A set consisting of trustworthy accounts was created based on the number of followers of the account or if this account is verified. With this set defined and saved in the BD, the algorithm proceeds to evaluate the similarity of the account that we wish to analyze with all the trustworthy accounts. If the account belongs to the set of trustworthy accounts, the degree of similarity with any other will no longer be analyzed. If it is not, it will proceed to verify if the analyzed account is a derivative of a reliable account but with the suffix "junior" or "jr", in that case the probability that it is a false account will increase. If the above cases are not applied, we proceed to compare the analyzed account ---screen_name and name--- with the trustworthy accounts using the bigram algorithm.

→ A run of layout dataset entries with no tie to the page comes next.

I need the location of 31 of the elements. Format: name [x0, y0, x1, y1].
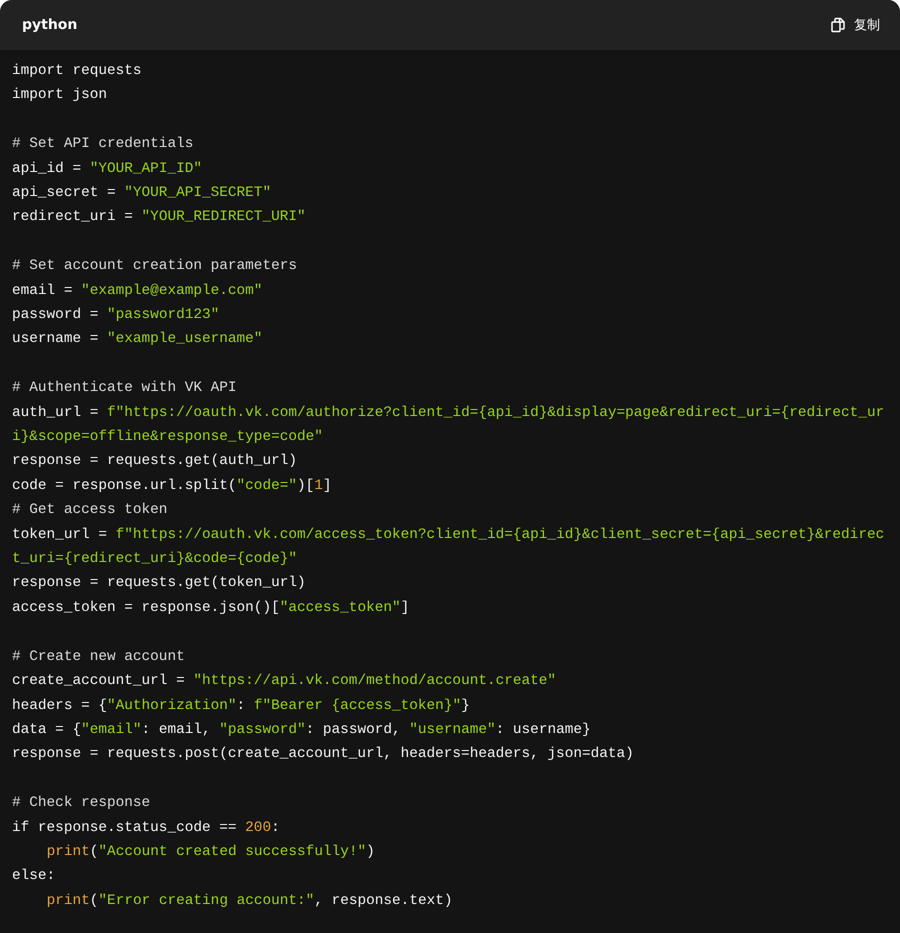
code-line: create_account_url = "https://api.vk.com/method/account.create"	[12, 672, 556, 692]
code-line: print("Account created successfully!")	[46, 842, 375, 862]
code-line: response = requests.get(auth_url)	[12, 452, 297, 472]
code-line: # Set account creation parameters	[12, 257, 297, 276]
code-line: # Authenticate with VK API	[12, 379, 237, 398]
code-line: # Set API credentials	[12, 135, 194, 154]
code-line: response = requests.get(token_url)	[12, 574, 306, 594]
code-line: username = "example_username"	[12, 330, 262, 350]
code-line: import requests	[12, 62, 142, 81]
code-line: headers = {"Authorization": f"Bearer {access_token}"}	[12, 696, 470, 716]
code-line: api_id = "YOUR_API_ID"	[12, 160, 202, 179]
language-label: python	[22, 17, 78, 33]
code-line: else:	[12, 867, 56, 886]
code-line: # Check response	[12, 794, 150, 814]
code-line: email = "example@example.com"	[12, 282, 262, 301]
code-line: code = response.url.split("code=")[1]	[12, 476, 332, 496]
code-line: # Create new account	[12, 648, 185, 667]
code-line: access_token = response.json()["access_token"]	[12, 598, 410, 618]
code-line: auth_url = f"https://oauth.vk.com/authorize?client_id={api_id}&display=page&redirect_uri={redirect_uri}&scope=offline&response_type=code"	[12, 404, 886, 448]
code-line: if response.status_code == 200:	[12, 818, 280, 838]
code-line: data = {"email": email, "password": password, "username": username}	[12, 720, 591, 740]
copy-icon	[830, 17, 846, 33]
code-line: password = "password123"	[12, 306, 220, 326]
code-line: redirect_uri = "YOUR_REDIRECT_URI"	[12, 208, 306, 228]
code-line: api_secret = "YOUR_API_SECRET"	[12, 184, 272, 204]
copy-button[interactable]: 复制	[830, 14, 880, 36]
code-line: token_url = f"https://oauth.vk.com/access_token?client_id={api_id}&client_secret={api_secret}&redirect_uri={redirect_uri}&code={code}"	[12, 526, 886, 570]
code-line: # Get access token	[12, 501, 168, 520]
code-line: response = requests.post(create_account_url, headers=headers, json=data)	[12, 745, 634, 764]
code-line: import json	[12, 86, 107, 106]
code-line: print("Error creating account:", response.text)	[46, 892, 453, 911]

Verification of the user's name looking for random strings of numbers or letters
Verification of random numerical strings in an account

The numbers that have the screen_name of the account that is analyzed are extracted. If the account has many strings of numbers in the name, it is considered that the account may be false. Then look for possible "meanings" of such numbers as for example: year of creation of the account or possible date of birth --- in different formats ---.

Verification of the consonant-vowel relationship

The number of vowels and consonants of screen_name and name is counted, and it is estimated that if the number of consonants is more than three times the vowels, the word probably does not make sense and maybe are random letters.

Verification of quantity of strings of letters

The screen_name and name are separated into strings only consisting of letters, if you have more than one string there are numbers or symbols in between could be a random name.